How prepared are U.S. hospitals?

“It depends on caseload and location. I would suspect most hospitals are prepared to handle one to two cases, but if there is ongoing local transmission with many cases, most are likely not prepared just yet for a surge of patients and the ‘worried well,’” Dr. Jennifer Lighter, a pediatric infectious diseases specialist at NYU Langone in New York, said in an email.

In the U.S., a vaccine candidate is inching closer to first-step safety studies in people, as Moderna Inc. has delivered test doses to Fauci’s NIH institute. Some other companies say they have candidates that could begin testing in a few months. Still, even if those first safety studies show no red flags, specialists believe it would take at least a year to have something ready for widespread use. That’s longer than it took in 2009, during the H1N1 flu pandemic — because that time around, scientists only had to adjust regular flu vaccines, not start from scratch.

The head of the World Health Organization, Tedros Adhanom Ghebreyesus, said the U.N. health agency’s team in China found the fatality rate between 2% and 4% in the hard-hit city of Wuhan, the virus’ epicenter, and 0.7% elsewhere.

The world is “simply not ready,” said the WHO’s Aylward. “It can get ready very fast, but the big shift has to be in the mindset.”

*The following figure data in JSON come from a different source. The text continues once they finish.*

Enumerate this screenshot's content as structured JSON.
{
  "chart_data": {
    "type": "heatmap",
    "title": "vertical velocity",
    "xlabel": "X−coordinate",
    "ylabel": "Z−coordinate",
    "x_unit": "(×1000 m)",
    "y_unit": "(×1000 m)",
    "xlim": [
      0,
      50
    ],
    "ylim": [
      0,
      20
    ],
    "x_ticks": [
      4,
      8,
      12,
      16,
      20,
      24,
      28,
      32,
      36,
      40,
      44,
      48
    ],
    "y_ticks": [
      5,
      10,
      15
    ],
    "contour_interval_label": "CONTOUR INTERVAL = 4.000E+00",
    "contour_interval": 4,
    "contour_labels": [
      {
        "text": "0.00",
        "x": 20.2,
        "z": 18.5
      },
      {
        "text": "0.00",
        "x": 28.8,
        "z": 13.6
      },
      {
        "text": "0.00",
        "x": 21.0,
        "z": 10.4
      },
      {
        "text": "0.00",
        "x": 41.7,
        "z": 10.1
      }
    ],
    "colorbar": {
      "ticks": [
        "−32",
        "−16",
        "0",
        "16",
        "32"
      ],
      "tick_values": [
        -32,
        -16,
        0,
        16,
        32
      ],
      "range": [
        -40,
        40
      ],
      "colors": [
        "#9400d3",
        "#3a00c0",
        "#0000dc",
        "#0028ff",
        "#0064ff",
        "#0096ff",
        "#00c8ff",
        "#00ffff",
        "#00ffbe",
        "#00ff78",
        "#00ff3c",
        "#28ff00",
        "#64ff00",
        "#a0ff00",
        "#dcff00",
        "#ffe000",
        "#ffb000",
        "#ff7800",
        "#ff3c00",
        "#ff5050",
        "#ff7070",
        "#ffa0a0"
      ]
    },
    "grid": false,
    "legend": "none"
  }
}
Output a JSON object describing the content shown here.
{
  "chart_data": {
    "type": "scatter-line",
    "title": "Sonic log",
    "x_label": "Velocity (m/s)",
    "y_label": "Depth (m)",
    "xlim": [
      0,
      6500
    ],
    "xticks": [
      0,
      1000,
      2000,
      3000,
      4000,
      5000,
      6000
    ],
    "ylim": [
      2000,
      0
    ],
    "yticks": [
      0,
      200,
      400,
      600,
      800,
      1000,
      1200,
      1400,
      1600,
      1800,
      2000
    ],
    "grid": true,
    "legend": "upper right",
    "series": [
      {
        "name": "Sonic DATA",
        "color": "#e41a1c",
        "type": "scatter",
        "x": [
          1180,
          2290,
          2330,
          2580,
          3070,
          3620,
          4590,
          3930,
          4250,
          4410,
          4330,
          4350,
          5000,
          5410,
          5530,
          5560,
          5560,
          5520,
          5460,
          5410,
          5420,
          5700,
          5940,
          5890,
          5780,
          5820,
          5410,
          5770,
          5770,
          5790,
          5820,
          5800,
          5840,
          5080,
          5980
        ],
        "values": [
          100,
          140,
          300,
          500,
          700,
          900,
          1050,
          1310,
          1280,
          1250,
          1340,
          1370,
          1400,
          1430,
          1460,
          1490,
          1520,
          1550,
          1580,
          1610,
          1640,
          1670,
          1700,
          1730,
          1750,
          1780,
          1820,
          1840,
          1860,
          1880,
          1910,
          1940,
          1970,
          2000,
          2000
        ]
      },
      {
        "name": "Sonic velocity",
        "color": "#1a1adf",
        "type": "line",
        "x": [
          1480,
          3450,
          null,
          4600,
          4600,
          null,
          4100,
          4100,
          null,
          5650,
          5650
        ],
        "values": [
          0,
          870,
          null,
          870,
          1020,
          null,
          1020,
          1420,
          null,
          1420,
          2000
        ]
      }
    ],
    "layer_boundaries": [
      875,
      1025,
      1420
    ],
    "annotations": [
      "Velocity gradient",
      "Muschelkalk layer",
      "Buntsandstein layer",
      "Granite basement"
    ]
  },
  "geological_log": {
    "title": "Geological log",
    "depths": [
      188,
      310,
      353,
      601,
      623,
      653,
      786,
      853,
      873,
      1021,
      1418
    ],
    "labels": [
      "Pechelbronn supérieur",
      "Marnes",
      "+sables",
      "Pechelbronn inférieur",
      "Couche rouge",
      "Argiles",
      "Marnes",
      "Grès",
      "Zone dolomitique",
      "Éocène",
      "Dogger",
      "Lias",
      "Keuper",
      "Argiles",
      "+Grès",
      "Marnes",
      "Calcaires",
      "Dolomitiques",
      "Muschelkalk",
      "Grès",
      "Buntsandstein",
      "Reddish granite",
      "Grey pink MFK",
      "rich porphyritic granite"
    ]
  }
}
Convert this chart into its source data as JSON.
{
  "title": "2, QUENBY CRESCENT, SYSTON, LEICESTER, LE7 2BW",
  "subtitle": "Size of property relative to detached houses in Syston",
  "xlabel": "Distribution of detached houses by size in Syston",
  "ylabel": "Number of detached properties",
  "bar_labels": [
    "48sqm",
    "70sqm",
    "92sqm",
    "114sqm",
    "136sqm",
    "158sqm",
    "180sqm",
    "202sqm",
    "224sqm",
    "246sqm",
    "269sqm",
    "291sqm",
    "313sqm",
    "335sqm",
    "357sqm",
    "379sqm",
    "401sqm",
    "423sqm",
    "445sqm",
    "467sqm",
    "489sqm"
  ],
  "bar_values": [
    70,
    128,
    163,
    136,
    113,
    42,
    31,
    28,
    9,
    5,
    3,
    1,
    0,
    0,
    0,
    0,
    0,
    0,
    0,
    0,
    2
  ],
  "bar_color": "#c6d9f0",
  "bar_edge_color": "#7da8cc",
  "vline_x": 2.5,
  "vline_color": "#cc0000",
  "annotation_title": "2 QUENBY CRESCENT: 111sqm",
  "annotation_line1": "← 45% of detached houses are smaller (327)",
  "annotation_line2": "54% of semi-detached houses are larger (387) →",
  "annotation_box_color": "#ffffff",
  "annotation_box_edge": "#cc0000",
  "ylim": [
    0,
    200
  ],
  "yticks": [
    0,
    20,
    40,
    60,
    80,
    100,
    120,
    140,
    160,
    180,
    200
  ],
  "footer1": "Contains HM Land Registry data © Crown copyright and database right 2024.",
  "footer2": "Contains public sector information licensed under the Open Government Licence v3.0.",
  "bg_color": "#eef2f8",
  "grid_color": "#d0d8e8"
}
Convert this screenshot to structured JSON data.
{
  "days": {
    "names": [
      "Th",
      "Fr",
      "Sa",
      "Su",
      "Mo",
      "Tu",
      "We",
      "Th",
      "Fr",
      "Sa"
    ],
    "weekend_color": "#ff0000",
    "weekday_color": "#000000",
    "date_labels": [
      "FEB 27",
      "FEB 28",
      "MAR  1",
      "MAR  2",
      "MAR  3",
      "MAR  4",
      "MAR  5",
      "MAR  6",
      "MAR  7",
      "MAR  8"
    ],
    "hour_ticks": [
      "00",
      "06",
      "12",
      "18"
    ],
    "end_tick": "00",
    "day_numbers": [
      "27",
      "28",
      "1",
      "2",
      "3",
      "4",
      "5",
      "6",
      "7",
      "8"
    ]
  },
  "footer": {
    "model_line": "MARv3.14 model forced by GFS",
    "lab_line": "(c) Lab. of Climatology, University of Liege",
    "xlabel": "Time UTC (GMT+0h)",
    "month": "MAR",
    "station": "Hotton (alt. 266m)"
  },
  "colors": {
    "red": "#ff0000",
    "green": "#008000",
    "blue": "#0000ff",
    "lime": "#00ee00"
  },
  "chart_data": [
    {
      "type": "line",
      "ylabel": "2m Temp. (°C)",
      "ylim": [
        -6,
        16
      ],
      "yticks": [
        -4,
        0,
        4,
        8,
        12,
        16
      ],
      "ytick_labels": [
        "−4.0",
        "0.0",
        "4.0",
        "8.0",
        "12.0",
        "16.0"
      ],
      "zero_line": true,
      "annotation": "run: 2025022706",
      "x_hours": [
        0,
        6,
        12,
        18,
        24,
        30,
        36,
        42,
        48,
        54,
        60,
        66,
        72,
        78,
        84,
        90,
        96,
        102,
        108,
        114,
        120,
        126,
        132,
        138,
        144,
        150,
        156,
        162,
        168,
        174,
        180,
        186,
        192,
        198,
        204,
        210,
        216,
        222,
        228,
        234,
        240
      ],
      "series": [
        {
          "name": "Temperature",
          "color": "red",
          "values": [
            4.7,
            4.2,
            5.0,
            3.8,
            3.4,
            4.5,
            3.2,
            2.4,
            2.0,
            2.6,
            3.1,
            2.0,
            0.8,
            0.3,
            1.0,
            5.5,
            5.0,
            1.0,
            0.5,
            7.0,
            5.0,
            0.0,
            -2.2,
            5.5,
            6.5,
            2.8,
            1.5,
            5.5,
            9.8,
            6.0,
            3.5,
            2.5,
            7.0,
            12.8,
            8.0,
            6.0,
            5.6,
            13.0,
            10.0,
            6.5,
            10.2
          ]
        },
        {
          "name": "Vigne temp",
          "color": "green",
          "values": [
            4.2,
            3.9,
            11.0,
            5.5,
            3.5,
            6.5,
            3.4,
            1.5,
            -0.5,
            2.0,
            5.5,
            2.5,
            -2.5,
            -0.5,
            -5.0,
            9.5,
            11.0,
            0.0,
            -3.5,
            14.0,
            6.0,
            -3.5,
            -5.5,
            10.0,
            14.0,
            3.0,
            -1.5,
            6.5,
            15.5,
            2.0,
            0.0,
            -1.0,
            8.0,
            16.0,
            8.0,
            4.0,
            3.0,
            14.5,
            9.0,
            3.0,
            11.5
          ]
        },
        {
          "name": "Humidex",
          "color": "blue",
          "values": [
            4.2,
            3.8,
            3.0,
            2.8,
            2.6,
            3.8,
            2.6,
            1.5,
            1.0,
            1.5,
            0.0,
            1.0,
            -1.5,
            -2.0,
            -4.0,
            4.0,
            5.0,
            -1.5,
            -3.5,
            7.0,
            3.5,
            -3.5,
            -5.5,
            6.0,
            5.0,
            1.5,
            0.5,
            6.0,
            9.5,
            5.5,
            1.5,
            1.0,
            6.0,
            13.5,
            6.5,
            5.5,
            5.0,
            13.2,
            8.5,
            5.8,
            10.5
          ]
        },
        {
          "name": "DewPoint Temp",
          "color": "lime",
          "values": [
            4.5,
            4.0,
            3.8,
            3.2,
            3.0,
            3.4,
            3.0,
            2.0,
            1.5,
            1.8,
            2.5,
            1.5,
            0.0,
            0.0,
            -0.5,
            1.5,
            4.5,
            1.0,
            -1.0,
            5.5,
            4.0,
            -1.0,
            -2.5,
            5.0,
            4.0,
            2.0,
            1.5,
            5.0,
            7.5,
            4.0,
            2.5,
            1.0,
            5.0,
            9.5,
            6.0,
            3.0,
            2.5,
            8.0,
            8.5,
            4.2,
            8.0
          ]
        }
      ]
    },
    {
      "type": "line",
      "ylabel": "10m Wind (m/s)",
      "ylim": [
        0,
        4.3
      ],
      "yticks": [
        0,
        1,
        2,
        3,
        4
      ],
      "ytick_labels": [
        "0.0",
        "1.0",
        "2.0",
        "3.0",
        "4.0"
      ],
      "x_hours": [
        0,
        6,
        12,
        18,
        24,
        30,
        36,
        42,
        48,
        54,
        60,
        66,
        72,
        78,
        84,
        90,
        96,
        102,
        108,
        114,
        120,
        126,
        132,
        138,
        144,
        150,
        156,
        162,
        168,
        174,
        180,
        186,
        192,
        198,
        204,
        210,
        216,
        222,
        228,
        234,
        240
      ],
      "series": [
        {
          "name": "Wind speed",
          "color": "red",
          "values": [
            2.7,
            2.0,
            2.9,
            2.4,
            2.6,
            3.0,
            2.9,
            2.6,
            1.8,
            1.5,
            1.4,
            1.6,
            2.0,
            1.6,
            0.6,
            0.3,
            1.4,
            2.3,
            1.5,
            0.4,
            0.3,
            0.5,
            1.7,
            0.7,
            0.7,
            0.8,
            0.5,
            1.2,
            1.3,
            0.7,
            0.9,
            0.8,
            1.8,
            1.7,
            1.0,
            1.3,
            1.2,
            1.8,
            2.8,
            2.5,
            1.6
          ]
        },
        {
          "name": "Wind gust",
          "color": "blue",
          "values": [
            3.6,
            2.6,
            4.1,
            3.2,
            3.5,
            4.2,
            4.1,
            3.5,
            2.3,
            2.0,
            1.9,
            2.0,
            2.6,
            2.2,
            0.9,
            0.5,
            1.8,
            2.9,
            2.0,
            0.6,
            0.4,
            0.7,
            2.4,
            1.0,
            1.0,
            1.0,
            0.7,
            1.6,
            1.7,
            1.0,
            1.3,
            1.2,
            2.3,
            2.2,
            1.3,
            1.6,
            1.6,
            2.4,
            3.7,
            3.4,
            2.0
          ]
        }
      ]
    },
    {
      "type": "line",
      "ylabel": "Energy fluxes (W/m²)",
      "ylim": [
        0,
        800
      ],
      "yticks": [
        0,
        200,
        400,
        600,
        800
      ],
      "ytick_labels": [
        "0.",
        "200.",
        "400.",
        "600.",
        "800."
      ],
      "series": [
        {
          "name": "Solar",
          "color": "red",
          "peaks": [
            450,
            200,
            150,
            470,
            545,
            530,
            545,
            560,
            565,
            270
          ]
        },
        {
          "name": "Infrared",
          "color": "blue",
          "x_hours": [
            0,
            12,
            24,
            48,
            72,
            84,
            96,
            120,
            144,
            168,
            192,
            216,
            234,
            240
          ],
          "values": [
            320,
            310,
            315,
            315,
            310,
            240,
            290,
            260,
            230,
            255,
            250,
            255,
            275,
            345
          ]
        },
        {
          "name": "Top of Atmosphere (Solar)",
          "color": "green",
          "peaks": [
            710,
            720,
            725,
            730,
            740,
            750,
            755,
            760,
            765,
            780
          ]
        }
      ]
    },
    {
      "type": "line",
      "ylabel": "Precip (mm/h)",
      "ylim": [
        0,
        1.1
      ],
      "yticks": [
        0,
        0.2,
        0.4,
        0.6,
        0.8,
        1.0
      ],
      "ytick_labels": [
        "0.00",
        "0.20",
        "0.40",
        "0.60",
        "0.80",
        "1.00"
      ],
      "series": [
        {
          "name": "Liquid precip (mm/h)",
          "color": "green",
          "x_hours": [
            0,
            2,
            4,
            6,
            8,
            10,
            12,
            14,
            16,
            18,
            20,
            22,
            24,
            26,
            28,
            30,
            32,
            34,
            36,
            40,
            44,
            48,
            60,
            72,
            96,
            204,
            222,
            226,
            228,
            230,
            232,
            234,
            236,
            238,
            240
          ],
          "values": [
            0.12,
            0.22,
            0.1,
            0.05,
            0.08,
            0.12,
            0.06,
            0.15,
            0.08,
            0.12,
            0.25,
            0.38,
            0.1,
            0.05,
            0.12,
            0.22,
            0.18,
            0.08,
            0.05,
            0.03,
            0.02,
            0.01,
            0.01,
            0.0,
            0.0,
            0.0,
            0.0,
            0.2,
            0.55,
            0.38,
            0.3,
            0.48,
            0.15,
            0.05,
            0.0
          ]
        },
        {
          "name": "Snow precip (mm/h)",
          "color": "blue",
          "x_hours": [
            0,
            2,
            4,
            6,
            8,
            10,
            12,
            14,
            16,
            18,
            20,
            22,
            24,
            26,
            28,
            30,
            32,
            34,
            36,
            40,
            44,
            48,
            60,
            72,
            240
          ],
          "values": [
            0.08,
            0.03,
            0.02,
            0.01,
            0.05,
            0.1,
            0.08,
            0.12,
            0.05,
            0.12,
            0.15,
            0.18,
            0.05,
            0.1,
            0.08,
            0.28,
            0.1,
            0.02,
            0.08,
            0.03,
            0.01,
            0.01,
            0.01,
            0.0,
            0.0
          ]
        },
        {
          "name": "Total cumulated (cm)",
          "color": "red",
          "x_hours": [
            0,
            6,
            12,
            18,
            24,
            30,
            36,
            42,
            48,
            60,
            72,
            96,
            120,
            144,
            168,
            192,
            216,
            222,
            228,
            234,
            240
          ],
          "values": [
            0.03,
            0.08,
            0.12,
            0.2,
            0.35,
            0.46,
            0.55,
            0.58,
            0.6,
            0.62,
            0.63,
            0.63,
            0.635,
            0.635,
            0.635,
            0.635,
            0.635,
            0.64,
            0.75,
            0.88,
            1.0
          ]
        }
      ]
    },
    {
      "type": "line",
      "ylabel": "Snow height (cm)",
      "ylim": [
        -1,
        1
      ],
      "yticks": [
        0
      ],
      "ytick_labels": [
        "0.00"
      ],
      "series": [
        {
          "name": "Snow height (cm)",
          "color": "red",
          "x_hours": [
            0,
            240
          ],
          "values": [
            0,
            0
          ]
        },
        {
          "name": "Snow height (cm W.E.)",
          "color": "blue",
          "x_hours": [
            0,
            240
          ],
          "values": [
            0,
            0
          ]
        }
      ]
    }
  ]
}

Aylward advised other countries to do “really practical things” now to get ready.

Among them: Do you have hundreds of workers lined up and trained to trace the contacts of infected patients, or will you be training them after a cluster pops up?

Can you take over entire hospital wards, or even entire hospitals, to isolate patients?

Are hospitals buying ventilators and checking oxygen supplies?

Countries must improve testing capacity — and instructions so health workers know which travelers should be tested as the number of affected countries rises, said Johns Hopkins University emergency response specialist Lauren Sauer. She pointed to how Canada diagnosed the first traveler from Iran arriving there with COVID-19, before many other countries even considered adding Iran to the at-risk list.

If the disease does spread globally, everyone is likely to feel it, said Nancy Foster, a vice president of the American Hospital Association. Even those who aren’t ill may need to help friends and family in isolation or have their own health appointments delayed.

“There will be a lot of people affected even if they never become ill themselves,” she said.